Reporter: Maggie Quesada Sukiwan | Editor: Yudho Winarto
JAKARTA. Nominal penerbitan obligasi korporasi pada tahun 2017 disinyalir bisa mengukir rekor baru. Permintaan obligasi korporasi akan bersumber dari dana amnesti pajak dan industri keuangan non bank (IKNB).
Mengacu data Kustodian Sentral Efek Indonesia (KSEI) per 20 Desember 2016, jumlah penerbitan obligasi korporasi sepanjang tahun 2016 mencapai Rp 112,43 triliun, level tertinggi selama ini.
Salyadi Saputra, Direktur Utama PT Pemeringkat Efek Indonesia (PEFINDO) memprediksi, pada tahun 2017, suplai obligasi korporasi berpotensi mencetak rekor hingga ke level Rp 119,6 triliun. Maklum, tercatat ada surat utang emiten sebanyak Rp 79 triliun yang bakal kedaluwarsa tahun depan. Biasanya, korporasi akan menerbitkan obligasi baru untuk menutupi utang jatuh tempo alias refinancing.
Terlebih PEFINDO sudah mengoleksi mandat pemeringkatan obligasi sebanyak Rp 21,3 triliun dari 28 emiten yang akan meluncur pada tahun 2017. Mayoritas mandat berasal dari industri keuangan, yakni perusahaan pembiayaan dan perbankan.
Lalu diikuti oleh sektor properti, energi, manufaktur, konstruksi, hingga kimia. "Beberapa mandat yang sudah kami terima itu untuk kebutuhan refinancing juga," jelasnya.
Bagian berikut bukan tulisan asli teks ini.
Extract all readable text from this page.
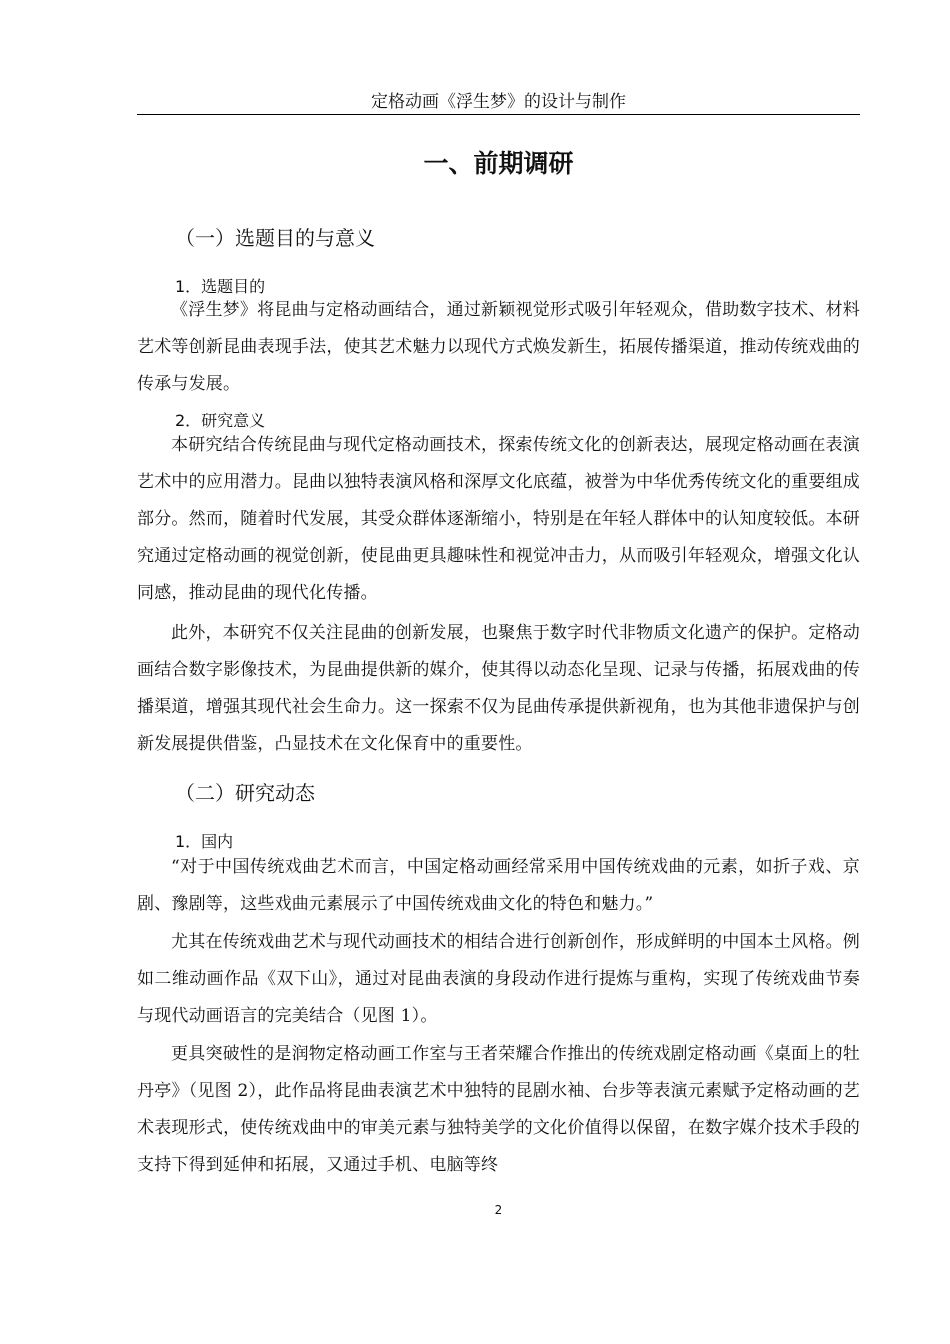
定格动画《浮生梦》的设计与制作
一、前期调研
（一）选题目的与意义
1．选题目的

《浮生梦》将昆曲与定格动画结合，通过新颖视觉形式吸引年轻观众，借助数字技术、材料艺术等创新昆曲表现手法，使其艺术魅力以现代方式焕发新生，拓展传播渠道，推动传统戏曲的传承与发展。

2．研究意义

本研究结合传统昆曲与现代定格动画技术，探索传统文化的创新表达，展现定格动画在表演艺术中的应用潜力。昆曲以独特表演风格和深厚文化底蕴，被誉为中华优秀传统文化的重要组成部分。然而，随着时代发展，其受众群体逐渐缩小，特别是在年轻人群体中的认知度较低。本研究通过定格动画的视觉创新，使昆曲更具趣味性和视觉冲击力，从而吸引年轻观众，增强文化认同感，推动昆曲的现代化传播。

此外，本研究不仅关注昆曲的创新发展，也聚焦于数字时代非物质文化遗产的保护。定格动画结合数字影像技术，为昆曲提供新的媒介，使其得以动态化呈现、记录与传播，拓展戏曲的传播渠道，增强其现代社会生命力。这一探索不仅为昆曲传承提供新视角，也为其他非遗保护与创新发展提供借鉴，凸显技术在文化保育中的重要性。

（二）研究动态
1．国内

“对于中国传统戏曲艺术而言，中国定格动画经常采用中国传统戏曲的元素，如折子戏、京剧、豫剧等，这些戏曲元素展示了中国传统戏曲文化的特色和魅力。”

尤其在传统戏曲艺术与现代动画技术的相结合进行创新创作，形成鲜明的中国本土风格。例如二维动画作品《双下山》，通过对昆曲表演的身段动作进行提炼与重构，实现了传统戏曲节奏与现代动画语言的完美结合（见图 1）。

更具突破性的是润物定格动画工作室与王者荣耀合作推出的传统戏剧定格动画《桌面上的牡丹亭》（见图 2），此作品将昆曲表演艺术中独特的昆剧水袖、台步等表演元素赋予定格动画的艺术表现形式，使传统戏曲中的审美元素与独特美学的文化价值得以保留，在数字媒介技术手段的支持下得到延伸和拓展，又通过手机、电脑等终

2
Katalis positif juga bersumber dari membaiknya fundamental makro ekonomi Indonesia pada tahun 2017. Mulai dari pertumbuhan ekonomi, terkendalinya inflasi, hingga stabilitas rupiah. Terlebih tingkat suku bunga dalam negeri masih relatif rendah.
Saat ini, suku bunga BI 7 - Day reverse repo rate tercatat 4,75%. Artinya, emiten akan berusaha mengais sumber pendanaan dari pasar obligasi lantaran biaya pendanaan alias cost of fund (CoF) yang relatif lebih mini ketimbang pinjaman perbankan.
Penguatan ekonomi dalam negeri juga akan memicu korporasi untuk berekspansi. Sehingga, kebutuhan dana mereka akan membubung.
Salyadi optimistis, pasokan obligasi korporasi tahun depan akan terserap pasar. Permintaan berasal dari mengalirnya dana amnesti pajak. Membaiknya likuiditas pasar obligasi korporasi juga dapat menarik minat investor asing. Apalagi IKNB semisal dana pensiun dan asuransi berpotensi memboyong surat utang terbitan Badan Usaha Milik Negara (BUMN).
Ini untuk memenuhi peraturan Otoritas Jasa Keuangan nomor 36/POJK.05/2016. Dari batasan minimum investasi pada surat berharga negara (SBN), IKNB leluasa memarkirkan separuhnya pada obligasi korporasi BUMN.
Salyadi menilai, surat utang sektor keuangan masih akan mendominasi pasar tahun depan. Namun, emiten sektor infrastruktur bakal kian gencar menelurkan obligasi di tahun 2017 agar program pembangunan infrastruktur pemerintah dapat berjalan lancar.
"Sektor infrastruktur dari segi persentase mungkin masih kecil. Tapi nilai emisi dan jumlah emitennya akan naik," terangnya.